Gluehweintrinker 28.04.2013
2. Die Gefahr im Überraschungs-Ei
Na, hören Sie mal! Es könnten Millionen von Kinder versehentlich eine Schlumpf-Figur verschlucken inklusive gelben Behälter, wenn sie heißhungrig das Ei im Ganzen verschlingen wollen. Da muss man wachsam sein. Schnapspralinen gehen natürlich auch nicht. Die berühmte Piemont-Kirsche muss in den USA alkoholfrei verzehrt werden. Es könnte ja versehentlich ein Kind eine Weinbrandbohne vernaschen. Und dass Alkohol ein teuflisches Ding ist, wissen wir spätestens seit der Prohibition. Waffen sind segensreich und bringen den "Frieden" in die Welt. Selten so sarkastisch gekichert. Meine Theorie: lasst die Amis Schnapspralinen essen bis sie glücklich sind, und legalisiert den Alkoholkonsum unter freiem Himmel! Oktoberfest für alle. Ich wette, die Zahl der Schusswaffenopfer sinkt!
blue.sky 28.04.2013
3. Die Waffen
in der US-Zivilgesellschaft tragen allerderdings noch eine ganz andere Gefahr in sich. Fall es zu flächendeckenden sozialen Unruhen kommen sollte, sieht sich die US-Administration einer durchweg bewaffneten Bevölkerung gegenüber. Die dürfte mit einiger Organisation und ihrer Masse regulären Einheiten erhebliche Schwierigkeiten bereiten. Hier befindeden sich Staatsräson und Waffenlobby im direkten Interessenskonflikt.
muellerthomas 28.04.2013
4.
Zitat von StreitaxtWas hat der "Messias" der Linken den erriecht? Guantanamo: Immer noch da Erderwärmung: Schreitet voran Waffenrecht: Immer noch alles beim Alten WallStreet: Zocken immer noch ungehemmt Amerikas Kriege: Syrien steht an Nichts hat sich geändert. Auch am Recht der Amerikaner Waffen zu besitzen wird sich nichts ändern. Egal wie viele Kinder noch erschossen werden.

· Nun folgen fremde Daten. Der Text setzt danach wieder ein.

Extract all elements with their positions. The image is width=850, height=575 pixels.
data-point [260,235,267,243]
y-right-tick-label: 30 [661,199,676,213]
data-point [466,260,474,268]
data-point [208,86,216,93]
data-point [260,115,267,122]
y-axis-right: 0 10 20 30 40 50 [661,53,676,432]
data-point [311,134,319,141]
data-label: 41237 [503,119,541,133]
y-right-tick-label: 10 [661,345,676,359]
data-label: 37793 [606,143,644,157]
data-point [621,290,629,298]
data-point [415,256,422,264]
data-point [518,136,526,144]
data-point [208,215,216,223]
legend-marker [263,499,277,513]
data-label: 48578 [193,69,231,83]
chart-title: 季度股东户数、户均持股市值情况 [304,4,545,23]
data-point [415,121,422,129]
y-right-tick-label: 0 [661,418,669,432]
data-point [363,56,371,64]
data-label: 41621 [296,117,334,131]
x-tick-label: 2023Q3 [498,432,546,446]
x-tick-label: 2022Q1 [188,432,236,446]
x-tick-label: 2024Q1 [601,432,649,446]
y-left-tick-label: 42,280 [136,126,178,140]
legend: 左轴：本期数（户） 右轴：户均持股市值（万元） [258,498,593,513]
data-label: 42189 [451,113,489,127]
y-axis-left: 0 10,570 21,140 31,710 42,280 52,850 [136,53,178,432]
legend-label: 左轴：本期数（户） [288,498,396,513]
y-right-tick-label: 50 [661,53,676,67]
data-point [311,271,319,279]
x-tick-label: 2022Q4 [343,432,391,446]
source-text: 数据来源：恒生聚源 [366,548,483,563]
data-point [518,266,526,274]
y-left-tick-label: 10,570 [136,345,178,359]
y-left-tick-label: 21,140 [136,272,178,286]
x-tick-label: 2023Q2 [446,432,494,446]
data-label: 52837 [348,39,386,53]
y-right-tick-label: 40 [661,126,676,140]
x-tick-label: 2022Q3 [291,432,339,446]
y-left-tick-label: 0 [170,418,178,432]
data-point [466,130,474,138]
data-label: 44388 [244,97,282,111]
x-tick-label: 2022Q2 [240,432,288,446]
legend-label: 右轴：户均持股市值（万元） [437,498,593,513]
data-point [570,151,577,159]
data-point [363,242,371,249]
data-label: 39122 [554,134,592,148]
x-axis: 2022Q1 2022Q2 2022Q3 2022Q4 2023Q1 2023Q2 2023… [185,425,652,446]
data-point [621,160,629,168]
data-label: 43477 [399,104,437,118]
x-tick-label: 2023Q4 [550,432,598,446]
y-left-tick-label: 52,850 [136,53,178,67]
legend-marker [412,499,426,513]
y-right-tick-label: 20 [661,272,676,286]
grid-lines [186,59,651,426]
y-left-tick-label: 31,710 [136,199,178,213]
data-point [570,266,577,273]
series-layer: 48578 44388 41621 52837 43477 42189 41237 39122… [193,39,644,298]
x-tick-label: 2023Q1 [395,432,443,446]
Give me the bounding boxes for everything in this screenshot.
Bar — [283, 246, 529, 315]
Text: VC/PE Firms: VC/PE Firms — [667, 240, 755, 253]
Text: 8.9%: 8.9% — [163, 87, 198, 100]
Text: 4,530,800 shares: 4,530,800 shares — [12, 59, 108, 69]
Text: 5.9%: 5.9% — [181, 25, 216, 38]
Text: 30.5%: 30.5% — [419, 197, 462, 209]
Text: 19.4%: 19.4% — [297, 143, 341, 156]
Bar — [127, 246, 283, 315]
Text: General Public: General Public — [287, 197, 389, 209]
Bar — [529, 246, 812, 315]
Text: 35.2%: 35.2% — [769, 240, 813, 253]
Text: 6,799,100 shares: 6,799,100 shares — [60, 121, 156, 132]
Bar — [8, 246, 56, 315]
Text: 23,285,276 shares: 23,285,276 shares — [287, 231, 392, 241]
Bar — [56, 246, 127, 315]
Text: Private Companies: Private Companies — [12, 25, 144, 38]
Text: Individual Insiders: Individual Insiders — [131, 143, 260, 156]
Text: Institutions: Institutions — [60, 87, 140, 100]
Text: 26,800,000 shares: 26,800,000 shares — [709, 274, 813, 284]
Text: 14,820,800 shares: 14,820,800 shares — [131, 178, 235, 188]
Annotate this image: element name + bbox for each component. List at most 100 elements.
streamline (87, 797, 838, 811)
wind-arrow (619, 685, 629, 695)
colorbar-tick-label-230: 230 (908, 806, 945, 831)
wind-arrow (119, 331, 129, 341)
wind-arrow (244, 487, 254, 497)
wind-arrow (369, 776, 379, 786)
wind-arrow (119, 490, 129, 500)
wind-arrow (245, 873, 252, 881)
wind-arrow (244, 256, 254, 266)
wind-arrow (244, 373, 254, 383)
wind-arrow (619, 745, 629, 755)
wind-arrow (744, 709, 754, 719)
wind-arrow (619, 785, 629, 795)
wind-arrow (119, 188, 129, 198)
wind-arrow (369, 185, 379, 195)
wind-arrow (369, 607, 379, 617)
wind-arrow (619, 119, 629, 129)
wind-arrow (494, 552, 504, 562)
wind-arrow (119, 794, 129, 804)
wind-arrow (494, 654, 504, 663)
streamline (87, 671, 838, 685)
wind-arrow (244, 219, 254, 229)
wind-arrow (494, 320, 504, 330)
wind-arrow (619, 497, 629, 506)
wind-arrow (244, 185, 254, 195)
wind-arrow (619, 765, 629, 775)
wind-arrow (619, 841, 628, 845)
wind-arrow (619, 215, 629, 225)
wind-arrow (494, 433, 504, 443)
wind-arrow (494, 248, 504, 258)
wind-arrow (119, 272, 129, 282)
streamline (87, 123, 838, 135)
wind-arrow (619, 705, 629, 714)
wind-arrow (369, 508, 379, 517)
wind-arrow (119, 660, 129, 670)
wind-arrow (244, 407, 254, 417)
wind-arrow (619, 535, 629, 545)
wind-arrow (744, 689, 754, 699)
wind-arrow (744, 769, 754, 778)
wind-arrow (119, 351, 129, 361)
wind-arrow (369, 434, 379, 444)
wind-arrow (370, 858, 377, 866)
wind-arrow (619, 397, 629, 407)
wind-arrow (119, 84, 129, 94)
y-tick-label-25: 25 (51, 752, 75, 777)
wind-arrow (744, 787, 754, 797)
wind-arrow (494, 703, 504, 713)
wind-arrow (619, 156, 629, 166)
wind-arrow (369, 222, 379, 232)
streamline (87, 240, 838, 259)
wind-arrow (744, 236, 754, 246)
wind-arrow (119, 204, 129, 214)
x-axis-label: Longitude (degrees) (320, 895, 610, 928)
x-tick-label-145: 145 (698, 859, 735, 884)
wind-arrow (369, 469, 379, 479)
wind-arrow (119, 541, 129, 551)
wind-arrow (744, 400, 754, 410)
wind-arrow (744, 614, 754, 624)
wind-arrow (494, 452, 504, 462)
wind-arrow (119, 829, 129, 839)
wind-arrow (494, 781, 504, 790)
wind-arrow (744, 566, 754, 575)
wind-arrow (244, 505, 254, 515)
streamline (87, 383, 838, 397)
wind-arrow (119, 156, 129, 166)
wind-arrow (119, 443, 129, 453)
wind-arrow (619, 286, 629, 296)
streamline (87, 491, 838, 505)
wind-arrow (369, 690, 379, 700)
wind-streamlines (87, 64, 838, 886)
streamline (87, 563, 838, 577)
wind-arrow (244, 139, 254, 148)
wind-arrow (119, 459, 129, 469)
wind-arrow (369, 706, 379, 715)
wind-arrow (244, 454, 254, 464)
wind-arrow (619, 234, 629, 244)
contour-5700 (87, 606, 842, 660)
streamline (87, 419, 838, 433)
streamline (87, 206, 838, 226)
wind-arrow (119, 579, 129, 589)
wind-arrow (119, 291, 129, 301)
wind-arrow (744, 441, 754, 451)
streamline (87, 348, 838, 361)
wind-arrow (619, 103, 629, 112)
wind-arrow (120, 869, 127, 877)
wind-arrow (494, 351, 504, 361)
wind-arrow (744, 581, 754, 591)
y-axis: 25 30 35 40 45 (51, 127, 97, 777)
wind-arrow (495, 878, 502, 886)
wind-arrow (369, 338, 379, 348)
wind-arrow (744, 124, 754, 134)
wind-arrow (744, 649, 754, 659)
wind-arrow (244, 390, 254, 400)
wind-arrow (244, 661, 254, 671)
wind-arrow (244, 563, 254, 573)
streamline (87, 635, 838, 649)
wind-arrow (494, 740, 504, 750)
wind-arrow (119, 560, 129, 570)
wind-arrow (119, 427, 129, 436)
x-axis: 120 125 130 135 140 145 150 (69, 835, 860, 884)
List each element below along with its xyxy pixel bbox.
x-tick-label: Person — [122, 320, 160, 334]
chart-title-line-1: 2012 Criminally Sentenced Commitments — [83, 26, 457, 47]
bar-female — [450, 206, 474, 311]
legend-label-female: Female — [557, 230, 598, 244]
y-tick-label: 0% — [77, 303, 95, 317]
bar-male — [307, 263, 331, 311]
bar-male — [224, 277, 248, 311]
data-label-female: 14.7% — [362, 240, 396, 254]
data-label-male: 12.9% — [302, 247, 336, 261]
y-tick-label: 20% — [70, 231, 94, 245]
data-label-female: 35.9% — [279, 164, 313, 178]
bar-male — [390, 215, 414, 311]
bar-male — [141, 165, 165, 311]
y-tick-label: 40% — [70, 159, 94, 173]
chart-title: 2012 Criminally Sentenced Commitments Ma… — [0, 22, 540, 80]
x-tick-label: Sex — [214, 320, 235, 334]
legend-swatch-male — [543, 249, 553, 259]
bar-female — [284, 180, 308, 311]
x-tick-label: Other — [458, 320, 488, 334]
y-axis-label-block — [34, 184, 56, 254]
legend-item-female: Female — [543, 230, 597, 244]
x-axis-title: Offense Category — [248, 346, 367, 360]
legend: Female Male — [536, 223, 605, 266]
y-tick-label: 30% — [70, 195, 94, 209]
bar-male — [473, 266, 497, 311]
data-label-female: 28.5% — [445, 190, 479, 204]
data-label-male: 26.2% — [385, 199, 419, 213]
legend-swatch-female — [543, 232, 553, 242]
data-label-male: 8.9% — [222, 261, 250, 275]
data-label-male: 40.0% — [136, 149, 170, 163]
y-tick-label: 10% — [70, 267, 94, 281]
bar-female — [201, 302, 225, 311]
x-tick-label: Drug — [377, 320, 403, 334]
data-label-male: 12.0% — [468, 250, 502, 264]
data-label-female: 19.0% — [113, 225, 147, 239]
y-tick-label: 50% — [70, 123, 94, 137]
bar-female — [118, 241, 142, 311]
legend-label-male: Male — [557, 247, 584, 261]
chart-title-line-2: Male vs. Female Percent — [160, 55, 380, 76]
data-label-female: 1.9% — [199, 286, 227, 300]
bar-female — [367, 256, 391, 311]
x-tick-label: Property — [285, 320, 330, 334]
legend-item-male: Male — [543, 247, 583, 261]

Sie werfen Obama vor, die Erderwärmung nicht gestoppt zu haben? *rofl Nein, es gab umfangreiche Reformen ganz im Gegensatz zu Europa. Also bisher nicht, oder? Die Große Rezession wurde beendet, es entstehen neue Arbeitsplätze, eine Krankenversicherung wurde eingeführt, der Irakkrieg beendet,...
Promethium 28.04.2013
5. Schlecht informiert
---Zitat--- Fast 60 Prozent befürworten ein Verbot von Sturmgewehren. ---Zitatende--- Und deswegen sind die auch seit 1934 bereits verboten! Siehe National Firearms Act. Es sind lediglich Gewehre die wie Sturmgewehre aussehen in den USA erlaubt! Wer in den USA ohne Sondergenehmigung mit einem Gewehr angetroffen wird das wie ein Sturmgewehr funktioniert, bekommt für bis zu 10 Jahre eine Zelle in einem US-Bundesgefängnis (früher z.B. Alcatraz). Zuständig für die Verfolgung von Leuten die echte Sturmgewehre besitzen, ist übrigens das ATF und die gelten als die härteste Polizeitruppe der USA.